2.1.1. Western blot analysis
Protein lysates were thawed and 50 μg of protein per sample was loaded onto 4%‐20% Tris‐Gly gels (Novex by Life Technologies). Proteins were separated by standard SDS‐PAGE, transferred to nitrocellulose membranes, and detected, using a STAT3 or pSTAT3‐Tyr705 primary antibody (Cell Signaling, Danvers, MA) and peroxidase conjugated goat anti‐rabbit F(ab’)2 secondary antibody (Jackson Immuno Research, West Grove, PA). Blots were imaged, using Gene Gnome (SynGene Bio imaging, Cambridge, UK) and quantified with the Adobe Photoshop CS4. Quantitative analyses of phosphorylation were performed by determining the ratio between relative density of the total protein and the phosphorylation band. Using the data from three separate experiments, values are expressed as mean relative density ± SD (n = 3).
2.1.2. Statistical analysis
Student's two‐tailed t‐test with Welch's correction was used to compare data between two groups; P < 0.05 was considered statistically significant.
2.2. In vivo
All animal studies were conducted at contract research organization laboratories (details for each study are given below) according to their Standard Operating Procedures and in compliance with applicable regulations concerning the use of laboratory animals. All protocol and procedures employed were reviewed and approved by the respective institutional review committees.
Assessment of toxicity was based on clinical signs, postdosing observations, dose site reactions, activity monitoring, bodyweights, food consumptions, ophthalmoscopy, hematology, clinical chemistry, urinalysis, macroscopic findings at necropsy, organ weights, and microscopic histopathology. Blood samples were also analyzed for toxicokinetic (TK) evaluation, pharmacodynamic (PD) parameters, and anti‐therapeutic antibodies. Safety pharmacology assessment was also conducted as a part of the 11‐week GLP study in monkeys and included cardiovascular (electrocardiogram and hemodynamic endpoints in surgically implanted telemetry animals), respiratory, and neurobehavioral endpoints at predefined intervals throughout the study duration.
Specifically, acute phase proteins serum C‐reactive protein (CRP) was measured as part of the standard clinical chemistry panel and plasma fibrinogen was measured as part of the coagulation panel, conducted at the contract research organization laboratories. Circulating levels of REG3A were quantified in serum using a commercially available enzyme‐linked immunoabsorbent assay (ELISA) kit developed for detection of REG3A (Dynabio, Marseille, France). Cynomolgus monkey serum samples were analyzed for detection of antibody responses to UTTR1147A, using an ELISA for detecting anti‐therapeutic antibodies (Genentech, South San Francisco, USA). The concentration of UTTR1147A in rat, minipig, and cynomolgus monkey sera was determined using a validated ELISA that used a mouse MAb against human IL‐22 to capture UTTR1147A and another anti−IL‐22 for detection (Genentech, South San Francisco, USA). The assay lower limit of quantitation (LLOQ) is 4‐5.0 ng/mL.

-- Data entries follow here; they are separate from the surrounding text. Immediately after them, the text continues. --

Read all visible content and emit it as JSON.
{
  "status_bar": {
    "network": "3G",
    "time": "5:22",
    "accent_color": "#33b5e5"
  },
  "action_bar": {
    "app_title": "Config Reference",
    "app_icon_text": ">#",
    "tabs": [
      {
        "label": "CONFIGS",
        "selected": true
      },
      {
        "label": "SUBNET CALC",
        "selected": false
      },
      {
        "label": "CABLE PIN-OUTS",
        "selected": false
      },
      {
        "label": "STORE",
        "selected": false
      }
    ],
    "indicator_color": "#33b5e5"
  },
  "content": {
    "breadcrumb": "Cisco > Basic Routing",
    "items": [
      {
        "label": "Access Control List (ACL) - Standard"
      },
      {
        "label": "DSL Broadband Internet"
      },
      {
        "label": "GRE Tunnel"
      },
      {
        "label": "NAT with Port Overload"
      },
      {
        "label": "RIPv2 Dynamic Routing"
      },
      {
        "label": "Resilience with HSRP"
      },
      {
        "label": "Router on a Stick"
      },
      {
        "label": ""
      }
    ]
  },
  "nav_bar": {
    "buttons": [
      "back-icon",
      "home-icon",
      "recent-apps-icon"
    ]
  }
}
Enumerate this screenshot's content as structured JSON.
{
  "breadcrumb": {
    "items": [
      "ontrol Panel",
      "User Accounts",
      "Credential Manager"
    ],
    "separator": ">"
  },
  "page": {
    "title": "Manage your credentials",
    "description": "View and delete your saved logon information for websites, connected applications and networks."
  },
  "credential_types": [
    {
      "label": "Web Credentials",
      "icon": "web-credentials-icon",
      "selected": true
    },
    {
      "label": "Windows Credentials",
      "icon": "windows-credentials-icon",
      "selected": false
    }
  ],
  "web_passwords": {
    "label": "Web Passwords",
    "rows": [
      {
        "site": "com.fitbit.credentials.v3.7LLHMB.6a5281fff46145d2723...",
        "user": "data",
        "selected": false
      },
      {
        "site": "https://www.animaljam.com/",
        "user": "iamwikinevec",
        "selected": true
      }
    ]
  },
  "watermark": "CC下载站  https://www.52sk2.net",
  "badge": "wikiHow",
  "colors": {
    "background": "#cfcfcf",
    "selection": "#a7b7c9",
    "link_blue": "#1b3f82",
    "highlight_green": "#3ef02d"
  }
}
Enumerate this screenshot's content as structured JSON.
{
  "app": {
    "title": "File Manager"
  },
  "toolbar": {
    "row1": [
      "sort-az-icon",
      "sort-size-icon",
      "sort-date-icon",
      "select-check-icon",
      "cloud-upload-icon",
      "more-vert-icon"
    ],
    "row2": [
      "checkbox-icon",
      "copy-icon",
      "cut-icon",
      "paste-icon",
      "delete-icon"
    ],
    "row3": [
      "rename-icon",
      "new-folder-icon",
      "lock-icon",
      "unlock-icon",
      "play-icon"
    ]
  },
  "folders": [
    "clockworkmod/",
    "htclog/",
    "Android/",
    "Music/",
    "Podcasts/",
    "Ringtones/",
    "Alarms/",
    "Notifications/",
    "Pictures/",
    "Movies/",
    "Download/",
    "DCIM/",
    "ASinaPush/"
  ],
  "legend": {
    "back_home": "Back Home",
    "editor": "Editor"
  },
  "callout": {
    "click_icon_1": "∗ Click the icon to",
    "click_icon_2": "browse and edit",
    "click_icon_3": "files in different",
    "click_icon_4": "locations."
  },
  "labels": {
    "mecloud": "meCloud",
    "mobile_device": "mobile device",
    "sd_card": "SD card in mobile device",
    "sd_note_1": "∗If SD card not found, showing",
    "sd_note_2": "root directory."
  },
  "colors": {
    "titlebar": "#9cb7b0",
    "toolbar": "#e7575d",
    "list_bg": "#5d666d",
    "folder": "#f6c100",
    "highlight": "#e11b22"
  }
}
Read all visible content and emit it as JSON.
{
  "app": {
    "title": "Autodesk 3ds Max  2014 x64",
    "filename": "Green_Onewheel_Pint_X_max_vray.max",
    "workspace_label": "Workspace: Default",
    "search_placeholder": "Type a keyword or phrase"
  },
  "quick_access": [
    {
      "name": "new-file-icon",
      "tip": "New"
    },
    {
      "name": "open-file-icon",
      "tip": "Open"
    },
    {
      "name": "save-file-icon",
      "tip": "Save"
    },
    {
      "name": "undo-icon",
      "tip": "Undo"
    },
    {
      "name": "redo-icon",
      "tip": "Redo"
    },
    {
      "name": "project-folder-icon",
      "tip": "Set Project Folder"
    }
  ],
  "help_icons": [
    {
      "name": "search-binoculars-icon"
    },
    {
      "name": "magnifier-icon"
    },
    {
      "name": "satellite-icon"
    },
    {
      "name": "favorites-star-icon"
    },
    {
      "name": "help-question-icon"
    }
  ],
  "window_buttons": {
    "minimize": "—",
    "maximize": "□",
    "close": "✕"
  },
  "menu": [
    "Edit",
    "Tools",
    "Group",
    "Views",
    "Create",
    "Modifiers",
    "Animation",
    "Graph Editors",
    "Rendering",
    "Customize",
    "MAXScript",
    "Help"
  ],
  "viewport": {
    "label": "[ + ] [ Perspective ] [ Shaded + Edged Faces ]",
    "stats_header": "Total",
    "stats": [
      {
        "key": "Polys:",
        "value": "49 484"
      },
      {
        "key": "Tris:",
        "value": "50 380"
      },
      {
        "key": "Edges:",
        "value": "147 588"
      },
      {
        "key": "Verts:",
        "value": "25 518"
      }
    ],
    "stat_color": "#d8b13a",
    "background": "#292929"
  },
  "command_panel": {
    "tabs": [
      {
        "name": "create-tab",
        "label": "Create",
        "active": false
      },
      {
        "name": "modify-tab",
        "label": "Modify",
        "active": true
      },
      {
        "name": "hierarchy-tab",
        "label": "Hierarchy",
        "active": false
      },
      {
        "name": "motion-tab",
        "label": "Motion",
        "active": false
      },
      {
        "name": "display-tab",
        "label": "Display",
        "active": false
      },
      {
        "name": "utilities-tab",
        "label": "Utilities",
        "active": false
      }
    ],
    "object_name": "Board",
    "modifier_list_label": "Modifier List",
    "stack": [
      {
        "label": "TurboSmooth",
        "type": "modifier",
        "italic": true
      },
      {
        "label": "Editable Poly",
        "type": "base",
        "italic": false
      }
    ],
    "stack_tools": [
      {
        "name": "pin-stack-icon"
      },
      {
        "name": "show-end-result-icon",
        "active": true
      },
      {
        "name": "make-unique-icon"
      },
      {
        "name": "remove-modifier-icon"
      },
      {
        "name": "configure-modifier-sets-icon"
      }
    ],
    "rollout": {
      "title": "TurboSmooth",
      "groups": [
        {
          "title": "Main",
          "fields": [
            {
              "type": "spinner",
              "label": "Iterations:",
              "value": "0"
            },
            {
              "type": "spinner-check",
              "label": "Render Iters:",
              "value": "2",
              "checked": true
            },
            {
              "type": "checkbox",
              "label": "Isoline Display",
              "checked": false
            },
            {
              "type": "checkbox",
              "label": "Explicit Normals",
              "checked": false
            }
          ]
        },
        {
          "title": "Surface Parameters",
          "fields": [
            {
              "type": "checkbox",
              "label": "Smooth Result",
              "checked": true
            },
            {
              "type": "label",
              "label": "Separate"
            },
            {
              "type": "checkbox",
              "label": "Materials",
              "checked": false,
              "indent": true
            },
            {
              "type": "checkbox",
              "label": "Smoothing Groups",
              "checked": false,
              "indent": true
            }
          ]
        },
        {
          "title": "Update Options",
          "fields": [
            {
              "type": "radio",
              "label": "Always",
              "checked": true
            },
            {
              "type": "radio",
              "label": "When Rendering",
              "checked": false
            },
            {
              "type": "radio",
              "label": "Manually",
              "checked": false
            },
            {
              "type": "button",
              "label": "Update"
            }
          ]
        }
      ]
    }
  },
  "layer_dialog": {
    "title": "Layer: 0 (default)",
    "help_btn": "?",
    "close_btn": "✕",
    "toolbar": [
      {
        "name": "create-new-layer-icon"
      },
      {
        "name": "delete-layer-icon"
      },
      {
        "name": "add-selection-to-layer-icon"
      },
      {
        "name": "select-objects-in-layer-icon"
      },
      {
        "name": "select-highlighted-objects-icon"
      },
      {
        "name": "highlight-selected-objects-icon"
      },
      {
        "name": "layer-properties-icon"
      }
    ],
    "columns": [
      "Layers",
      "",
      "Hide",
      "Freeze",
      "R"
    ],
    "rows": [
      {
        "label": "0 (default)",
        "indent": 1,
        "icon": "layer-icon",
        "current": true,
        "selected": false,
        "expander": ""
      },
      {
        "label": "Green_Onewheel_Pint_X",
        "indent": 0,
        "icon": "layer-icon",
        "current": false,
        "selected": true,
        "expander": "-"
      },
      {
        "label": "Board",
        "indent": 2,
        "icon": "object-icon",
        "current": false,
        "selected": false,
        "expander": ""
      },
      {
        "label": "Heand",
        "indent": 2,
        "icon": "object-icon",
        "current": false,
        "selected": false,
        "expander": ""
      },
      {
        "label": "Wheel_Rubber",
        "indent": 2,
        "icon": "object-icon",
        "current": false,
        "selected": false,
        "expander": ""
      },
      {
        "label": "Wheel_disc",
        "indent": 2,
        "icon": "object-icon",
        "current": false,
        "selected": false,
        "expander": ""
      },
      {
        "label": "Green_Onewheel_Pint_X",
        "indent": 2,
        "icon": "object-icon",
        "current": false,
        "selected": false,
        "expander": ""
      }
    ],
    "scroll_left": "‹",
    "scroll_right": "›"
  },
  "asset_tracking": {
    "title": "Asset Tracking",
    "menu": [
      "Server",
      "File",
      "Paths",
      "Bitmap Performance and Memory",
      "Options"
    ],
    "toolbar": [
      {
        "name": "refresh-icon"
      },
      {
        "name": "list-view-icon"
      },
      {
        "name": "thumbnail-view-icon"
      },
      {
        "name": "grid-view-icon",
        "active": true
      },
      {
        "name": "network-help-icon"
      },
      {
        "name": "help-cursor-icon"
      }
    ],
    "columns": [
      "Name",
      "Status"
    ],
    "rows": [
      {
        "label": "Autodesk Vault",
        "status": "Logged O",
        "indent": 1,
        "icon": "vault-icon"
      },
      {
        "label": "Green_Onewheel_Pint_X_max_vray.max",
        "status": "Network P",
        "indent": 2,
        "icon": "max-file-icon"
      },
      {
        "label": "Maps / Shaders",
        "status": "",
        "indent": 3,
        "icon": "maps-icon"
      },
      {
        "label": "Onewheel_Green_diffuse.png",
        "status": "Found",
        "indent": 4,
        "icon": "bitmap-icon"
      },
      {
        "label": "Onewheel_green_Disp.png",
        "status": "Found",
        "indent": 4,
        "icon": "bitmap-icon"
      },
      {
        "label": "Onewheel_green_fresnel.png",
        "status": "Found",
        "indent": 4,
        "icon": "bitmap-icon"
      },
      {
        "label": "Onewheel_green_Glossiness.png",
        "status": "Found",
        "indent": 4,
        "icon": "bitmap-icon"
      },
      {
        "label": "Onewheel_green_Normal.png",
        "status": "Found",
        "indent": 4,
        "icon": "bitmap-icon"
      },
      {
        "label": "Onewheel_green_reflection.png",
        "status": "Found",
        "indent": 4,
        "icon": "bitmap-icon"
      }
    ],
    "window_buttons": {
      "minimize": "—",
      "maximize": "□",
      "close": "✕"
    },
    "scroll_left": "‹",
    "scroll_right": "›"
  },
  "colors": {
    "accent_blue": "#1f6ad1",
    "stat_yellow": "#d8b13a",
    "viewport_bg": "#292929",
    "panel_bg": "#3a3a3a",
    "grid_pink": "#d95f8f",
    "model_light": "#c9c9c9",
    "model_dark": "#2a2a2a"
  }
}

Tissues obtained from various organs were preserved in 10% neutral‐buffered formalin, embedded in paraffin, sectioned, mounted on glass slides, and stained with hematoxylin and eosin (H&E) for histology. Microscopic evaluation of tissue was subsequently performed by a veterinary pathologist.
2.3. Rats
2.3.1. 11‐Week study
A GLP toxicity study was conducted at Covance Laboratories in Harrogate, UK. In this study, UTTR1147A was administered to each dose group (50, 150, or 1500 μg/kg, twice weekly via IV administration, for a total of 22 doses over 11 weeks at dose levels of (15 rats/sex/group for toxicity group, 9 rats/sex/group for toxicokinetics group and, 3 rats/sex/group for pharmacodynamics group). Five male and five female rats per treatment group were assessed for reversibility of any drug‐related effects after an 8‐week recovery period. These doses were chosen based on initial tolerability data from a pilot toxicity study (data not shown) and were expected to cover the efficacious dose range in a mouse DSS colitis model,19 where UTTR1147A demonstrated efficacy by inducing both a significant decrease in colon histologic scores and protection from weight loss. The trough serum concentration that was associated with the lowest efficacious dose was 10.4 ng/mL.19
Crl:CD(SD) strain from Charles River Laboratories, Margate, UK was used in the study. Animal care, use, and handling are in full accordance with SOP HAR‐GEN‐609 (Covance Harrogate, UK). The animals were assigned to treatment groups on arrival using a total randomization procedure. Animals were approximately 6 weeks old at the start of dosing. Males weighed between 114.7 and 192.2 g and females weighed between 93.6 and 174.3 g. The animals were housed in groups of up to five in cages that conform to the ‘Code of practice for the housing and care of animals used in scientific procedures’ (Home Office, London, 1989). Animals were housed singly during the functional observation battery (FOB) assessment to facilitate clear observation of the animal in the home cage and to effect use of the ‘blinded’ test procedure. Animals were transferred to single housing 24 hours (nominal) prior to the procedure. The scheduled necropsies were performed on Day 78 (Week 12) of the dosing phase and Day 53 (Week 8) of the recovery phase.
2.4. Minipigs
2.4.1. Local subcutaneous study
A non‐GLP local subcutaneous (SC) toxicity study was conducted at Charles River Laboratories in Spencerville, OH. Female melanotic Yucatan minipigs (3 animals per dose group) were administered a single SC injection of UTTR1147A at 0, 0.930, and 4660 μg to evaluate skin toxicity, as well as to evaluate the TK characteristics of IL‐22Fc. These doses were chosen to be within the range of the projected efficacious dose in humans.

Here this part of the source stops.